Encerrado o primeiro ciclo de votação no julgamento da Ação Penal 470, o processo do mensalão, advogados de defesa dos réus e criminalistas que acompanham o julgamento questionam se o Supremo Tribunal Federal, ao decidir pelas primeiras condenações, está ou não flexibilizando a jurisprudência sobre corrupção.
Os temas foram levados ao Plenário da alta corte nas sustentações orais dos advogados e ganharam, então, eco com a divergência aberta por dois ministros — Ricardo Lewandowski e Dias Toffoli — e com os votos pelas condenações. Debate-se a necessidade de um ato de ofício para se caracterizar o crime de corrupção, a problemática da lavagem de dinheiro, a obrigação do acusador de individualizar condutas ao imputar os tipos penais e o valor de indícios como prova.

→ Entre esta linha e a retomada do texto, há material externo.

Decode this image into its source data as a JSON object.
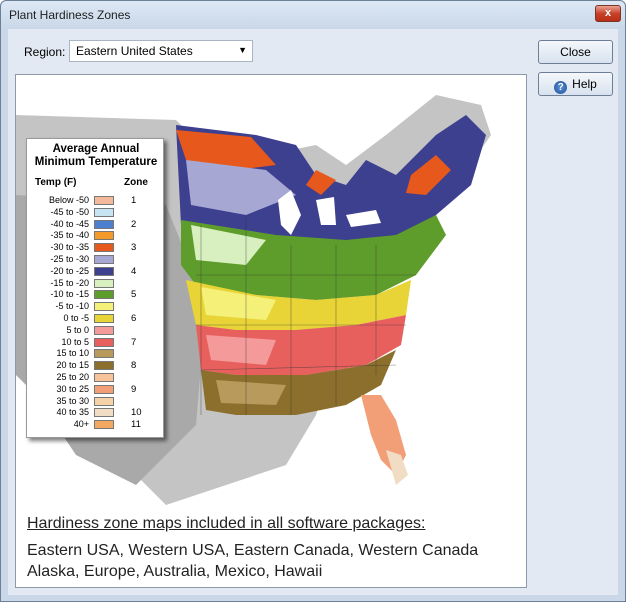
{
  "window": {
    "title": "Plant Hardiness Zones",
    "close_glyph": "x"
  },
  "region": {
    "label": "Region:",
    "selected": "Eastern United States"
  },
  "buttons": {
    "close": "Close",
    "help": "Help"
  },
  "legend": {
    "title_line1": "Average Annual",
    "title_line2": "Minimum Temperature",
    "temp_header": "Temp (F)",
    "zone_header": "Zone",
    "rows": [
      {
        "range": "Below -50",
        "color": "#f4b89a",
        "zone": "1"
      },
      {
        "range": "-45 to -50",
        "color": "#c7e4f3",
        "zone": ""
      },
      {
        "range": "-40 to -45",
        "color": "#4d7fd1",
        "zone": "2"
      },
      {
        "range": "-35 to -40",
        "color": "#f39a2a",
        "zone": ""
      },
      {
        "range": "-30 to -35",
        "color": "#e6581b",
        "zone": "3"
      },
      {
        "range": "-25 to -30",
        "color": "#a6a7d3",
        "zone": ""
      },
      {
        "range": "-20 to -25",
        "color": "#3d3f8f",
        "zone": "4"
      },
      {
        "range": "-15 to -20",
        "color": "#d8f0c0",
        "zone": ""
      },
      {
        "range": "-10 to -15",
        "color": "#5e9d2c",
        "zone": "5"
      },
      {
        "range": "-5 to -10",
        "color": "#f4f078",
        "zone": ""
      },
      {
        "range": "0 to -5",
        "color": "#e8d436",
        "zone": "6"
      },
      {
        "range": "5 to 0",
        "color": "#f59a9a",
        "zone": ""
      },
      {
        "range": "10 to 5",
        "color": "#e8605e",
        "zone": "7"
      },
      {
        "range": "15 to 10",
        "color": "#b79a5c",
        "zone": ""
      },
      {
        "range": "20 to 15",
        "color": "#8c6f2c",
        "zone": "8"
      },
      {
        "range": "25 to 20",
        "color": "#f7c39b",
        "zone": ""
      },
      {
        "range": "30 to 25",
        "color": "#f29f78",
        "zone": "9"
      },
      {
        "range": "35 to 30",
        "color": "#f6d2a8",
        "zone": ""
      },
      {
        "range": "40 to 35",
        "color": "#f1ddc3",
        "zone": "10"
      },
      {
        "range": "40+",
        "color": "#f2a860",
        "zone": "11"
      }
    ]
  },
  "caption": {
    "heading": "Hardiness zone maps included in all software packages:",
    "line1": "Eastern USA, Western USA, Eastern Canada, Western Canada",
    "line2": "Alaska, Europe, Australia, Mexico, Hawaii"
  }
}
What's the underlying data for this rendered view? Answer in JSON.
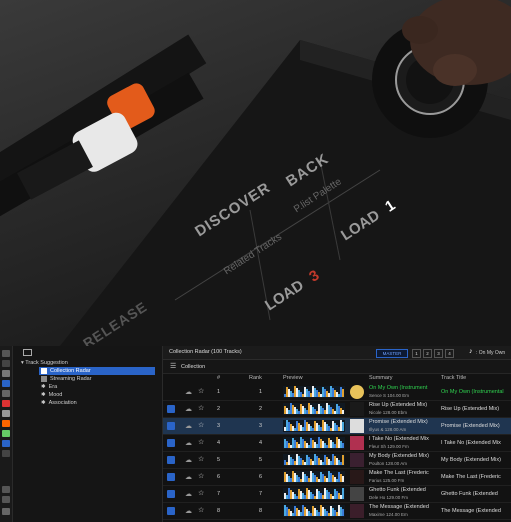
{
  "photo": {
    "labels": {
      "discover": "DISCOVER",
      "related": "Related Tracks",
      "back": "BACK",
      "palette": "P.list Palette",
      "load1": "LOAD",
      "load1_num": "1",
      "load3": "LOAD",
      "load3_num": "3",
      "release": "RELEASE"
    }
  },
  "tree": {
    "root": "Track Suggestion",
    "items": [
      "Collection Radar",
      "Streaming Radar",
      "Era",
      "Mood",
      "Association"
    ],
    "selected": "Collection Radar"
  },
  "main": {
    "title": "Collection Radar (100 Tracks)",
    "master_label": "MASTER",
    "deck_buttons": [
      "1",
      "2",
      "3",
      "4"
    ],
    "now_playing": "On My Own",
    "crumb": "Collection",
    "columns": {
      "num": "#",
      "rank": "Rank",
      "preview": "Preview",
      "summary": "Summary",
      "track_title": "Track Title"
    },
    "rows": [
      {
        "num": "1",
        "rank": "1",
        "sum1": "On My Own (Instrument",
        "sum2": "Sence S 104.00 Em",
        "title": "On My Own (Instrumental",
        "green": true
      },
      {
        "num": "2",
        "rank": "2",
        "sum1": "Rise Up (Extended Mix)",
        "sum2": "Nicole 128.00 Ebm",
        "title": "Rise Up (Extended Mix)"
      },
      {
        "num": "3",
        "rank": "3",
        "sum1": "Promise (Extended Mix)",
        "sum2": "Illyus & 128.00 Am",
        "title": "Promise (Extended Mix)"
      },
      {
        "num": "4",
        "rank": "4",
        "sum1": "I Take No (Extended Mix",
        "sum2": "Fleur Sh 129.00 Fm",
        "title": "I Take No (Extended Mix"
      },
      {
        "num": "5",
        "rank": "5",
        "sum1": "My Body (Extended Mix)",
        "sum2": "Poulton 128.00 Am",
        "title": "My Body (Extended Mix)"
      },
      {
        "num": "6",
        "rank": "6",
        "sum1": "Make The Last (Frederic",
        "sum2": "Farius 125.00 Fm",
        "title": "Make The Last (Frederic"
      },
      {
        "num": "7",
        "rank": "7",
        "sum1": "Ghetto Funk (Extended",
        "sum2": "Dele Ho 129.00 Fm",
        "title": "Ghetto Funk (Extended"
      },
      {
        "num": "8",
        "rank": "8",
        "sum1": "The Message (Extended",
        "sum2": "Maxime 124.00 Em",
        "title": "The Message (Extended"
      }
    ]
  },
  "colors": {
    "accent_blue": "#2a64c8",
    "green_text": "#2fd14f",
    "orange_cable": "#e35b1b",
    "load3_red": "#c0392b"
  }
}
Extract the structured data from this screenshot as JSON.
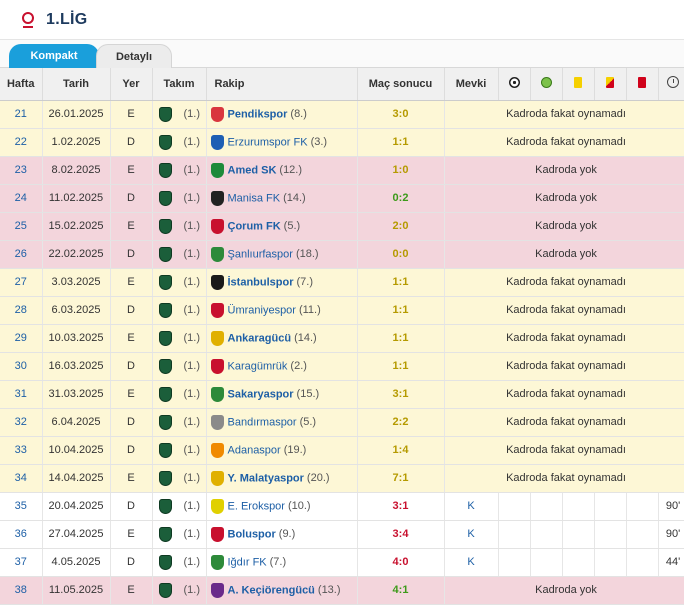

“É um pouco cedo para falarmos em mudança de jurisprudência”, afirmou à revista Consultor Jurídico o criminalista Thiago Bottino, professor de Direito Penal da Fundação Getúlio Vargas (FGV-Direito) do Rio de Janeiro. “Embora a ministra Rosa Weber tenha falado que não é necessário o ato de ofício para caracterizar a corrupção e tenha expressado ainda que o crime de corrupção pode ser formal, mas também material, tendo feito ainda várias considerações em torno do tema, acredito que, no caso concreto que julgaram, estão presentes todos os elementos tradicionais que caracterizam a corrupção", disse.
O criminalista se refere ao voto da ministra Rosa Weber, que ocupou breves 30 minutos na segunda-feira (27/8), quando a ministra falou sobre “delitos de poder” e a “elasticidade sobre a admissão de provas”. “Nos delitos de poder, quanto maior o poder ostentado pelo criminoso, maior a facilidade de esconder o ilícito. Esquemas velados, distribuição de documentos, aliciamento de testemunhas. Disso decorre a maior elasticidade na admissão da prova de acusação”, disse a ministra.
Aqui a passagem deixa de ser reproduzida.